Ne vaut-il pas mieux l'avertir,
quitte a le blesser cruellement? C'est lui eviter de nouveaux efforts
inutiles. Huit ans de travail croulent avec _Garin_. Le pire malheur qui
lui puisse arriver est de perdre encore huit annees dans une tentative
sans espoir.
II
M. Catulle Mendes est une figure litteraire fort interessante. Pendant
les dernieres annees de l'Empire, il a ete le centre du seul groupe
poetique qui ait pousse apres la grande floraison de 1830. Je ne lui
donne pas le nom de maitre ni celui de chef d'ecole. Il s'honore
lui-meme d'etre le simple lieutenant des poetes ses aines, il s'incline
en disciple fervent devant MM. Victor Hugo, Leconte de Lisle, Theodore
de Banville, et s'est efforce avant tout de maintenir la discipline
parmi les jeunes poetes, qu'il a su, depuis pres de quinze ans, reunir
autour de sa personne.
Rien de plus digne, d'ailleurs. Le groupe auquel on a donne un moment le
nom de parnassien representait en somme toute la poesie jeune, sous le
second empire. Tandis que les chroniqueurs pullulaient, que tous les
nouveaux debarques couraient a la publicite bruyante, il y avait, dans
un coin de Paris, un salon litteraire, celui de M. Catulle Mendes, ou
l'on vivait de l'amour des lettres. Je ne veux pas examiner si cet
amour revetait d'etranges formes d'idolatrie. La petite chapelle etait
peut-etre une cellule etroite ou le genie francais agonisait.
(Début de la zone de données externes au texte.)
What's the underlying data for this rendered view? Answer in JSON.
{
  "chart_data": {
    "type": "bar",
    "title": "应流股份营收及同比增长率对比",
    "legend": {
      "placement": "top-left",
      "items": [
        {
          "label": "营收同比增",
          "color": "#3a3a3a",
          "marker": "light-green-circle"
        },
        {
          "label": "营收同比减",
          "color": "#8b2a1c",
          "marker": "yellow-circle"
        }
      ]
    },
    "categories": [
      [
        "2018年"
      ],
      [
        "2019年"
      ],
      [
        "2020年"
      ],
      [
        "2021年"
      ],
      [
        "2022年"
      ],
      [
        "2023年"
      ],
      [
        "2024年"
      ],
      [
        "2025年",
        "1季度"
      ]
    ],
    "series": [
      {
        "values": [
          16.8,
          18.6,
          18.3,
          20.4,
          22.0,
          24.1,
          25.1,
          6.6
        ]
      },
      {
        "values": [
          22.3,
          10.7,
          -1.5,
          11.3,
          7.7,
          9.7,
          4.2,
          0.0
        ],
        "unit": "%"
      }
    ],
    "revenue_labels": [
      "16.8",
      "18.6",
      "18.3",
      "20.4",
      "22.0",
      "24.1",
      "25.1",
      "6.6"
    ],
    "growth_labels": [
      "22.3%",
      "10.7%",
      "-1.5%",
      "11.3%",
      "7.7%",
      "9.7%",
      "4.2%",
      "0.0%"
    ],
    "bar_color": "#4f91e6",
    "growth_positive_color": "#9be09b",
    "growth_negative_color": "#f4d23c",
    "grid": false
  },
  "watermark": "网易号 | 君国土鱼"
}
Mais cet
amour restait quand meme de l'amour, et rien n'est beau comme d'aimer
les lettres, de se refugier meme sous terre pour les adorer, lorsque la
grande foule les ignore et les dedaigne.
Depuis quinze ans, il n'est donc pas un poete qui soit arrive a Paris
sans entrer dans le cercle de M. Catulle Mendes. Je ne dis point que le
groupe professat des idees communes. On s'entendait sur la superiorite
de la forme poetique, on en arrivait a preferer M. Leconte de Lisle a
Victor Hugo, parce que le vers du premier etait plus impeccable que le
vers du second. Mais chacun gardait a part soi son temperament, et il
y avait bien des schismes dans cette eglise. Je n'ai d'ailleurs pas a
raconter ce mouvement poetique, qui a copie en petit et dans l'obscurite
le large mouvement de 1830. Je veux simplement etablir dans quel milieu
M. Catulle Mendes a vecu.
Ses theories sont que l'ideal est le reel, que la legende l'emporte sur
l'histoire, que le passe est le vrai domaine du poete et du romancier.